Diese Qualität in einem komplett neuen Stadtteil aufzubauen ist keine Selbst­verständlichkeit. Bauliche Dichte ist eine wesentliche Voraussetzung, aber keine hin­reichende Maßnahme zur Sicherstellung. Die Attraktivität der Strukturen und Nutzungen zieht Menschen an und lädt zum Verweilen im öffentlichen Raum ein. Die Frequenz der Passant:innen ist im Gegenzug für viele Unternehmen relevant, um sich erfolgreich am Ort etablieren zu können. Etablierte Unternehmen bieten ein interessantes Umfeld für weitere Unternehmen, da hier ein Austausch stattfinden kann. Ein attraktiv gestaltetes Umfeld und gute Erreichbarkeit mit öffentlichen Verkehrsmitteln sind gute Voraus­setzungen, um ein positives Arbeitsplatzumfeld zu schaffen.

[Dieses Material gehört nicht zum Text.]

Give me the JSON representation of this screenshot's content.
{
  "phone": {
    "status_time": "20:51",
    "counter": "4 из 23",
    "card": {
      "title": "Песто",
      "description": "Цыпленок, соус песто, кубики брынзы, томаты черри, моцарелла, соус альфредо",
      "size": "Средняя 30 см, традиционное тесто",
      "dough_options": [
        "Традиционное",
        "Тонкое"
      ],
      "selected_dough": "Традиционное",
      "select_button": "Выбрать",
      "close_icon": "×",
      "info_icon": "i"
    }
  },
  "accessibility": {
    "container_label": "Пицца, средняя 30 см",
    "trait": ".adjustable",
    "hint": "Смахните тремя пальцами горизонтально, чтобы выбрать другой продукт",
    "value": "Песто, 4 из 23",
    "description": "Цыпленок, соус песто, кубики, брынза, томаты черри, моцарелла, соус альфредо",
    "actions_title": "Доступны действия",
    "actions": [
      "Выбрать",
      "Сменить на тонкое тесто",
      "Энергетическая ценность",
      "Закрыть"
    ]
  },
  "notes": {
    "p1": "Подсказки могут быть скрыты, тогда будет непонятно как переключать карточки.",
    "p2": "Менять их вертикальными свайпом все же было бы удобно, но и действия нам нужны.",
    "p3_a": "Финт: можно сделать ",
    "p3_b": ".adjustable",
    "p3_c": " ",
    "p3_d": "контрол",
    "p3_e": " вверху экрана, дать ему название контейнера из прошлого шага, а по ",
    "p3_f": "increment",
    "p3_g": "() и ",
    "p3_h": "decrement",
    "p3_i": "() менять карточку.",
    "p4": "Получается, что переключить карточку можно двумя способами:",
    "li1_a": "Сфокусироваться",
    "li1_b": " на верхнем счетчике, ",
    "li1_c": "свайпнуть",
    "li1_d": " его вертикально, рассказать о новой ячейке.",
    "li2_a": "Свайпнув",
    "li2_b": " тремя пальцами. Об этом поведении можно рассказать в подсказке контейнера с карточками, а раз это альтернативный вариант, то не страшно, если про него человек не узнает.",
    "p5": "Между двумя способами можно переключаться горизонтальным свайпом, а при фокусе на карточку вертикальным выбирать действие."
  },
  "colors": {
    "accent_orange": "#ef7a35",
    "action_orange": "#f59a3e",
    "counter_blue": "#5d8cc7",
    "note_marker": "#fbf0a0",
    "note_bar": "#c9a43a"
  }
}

Vorausblickende Unternehmen wissen dies zu schätzen, um qualifizierte Mitarbeiter:innen anzusprechen und zu binden.

Ein durchmischter Stadtteil mit vielen Unternehmen und attraktiven Freiräumen sowie Freizeit- und Bildungsangeboten ist ein attraktiver Wohnort für alle Bevölkerungs­gruppen und ermöglicht ein Alltagsleben ohne die Belastung durch lange Wegstrecken. Mischung spielt auch beim Wohnen eine Rolle: Soziale Mischung erreicht man durch ein unterschiedliches Wohnungsangebot von der Miete zum Eigentum, gefördert, leistbar und freifinanziert. In Summe: eine neue Stadt. Aber wie setzt man dieses Rad in Gang? Der Immobilienmarkt sieht das Gebiet vor allem als Wohnstandort. Wie kann man Mischung durchsetzen, wenn Investoren in „Assetklassen“ denken – und gemischt genutzte Immobilien als „schwierig zu verwalten“ qualifiziert werden?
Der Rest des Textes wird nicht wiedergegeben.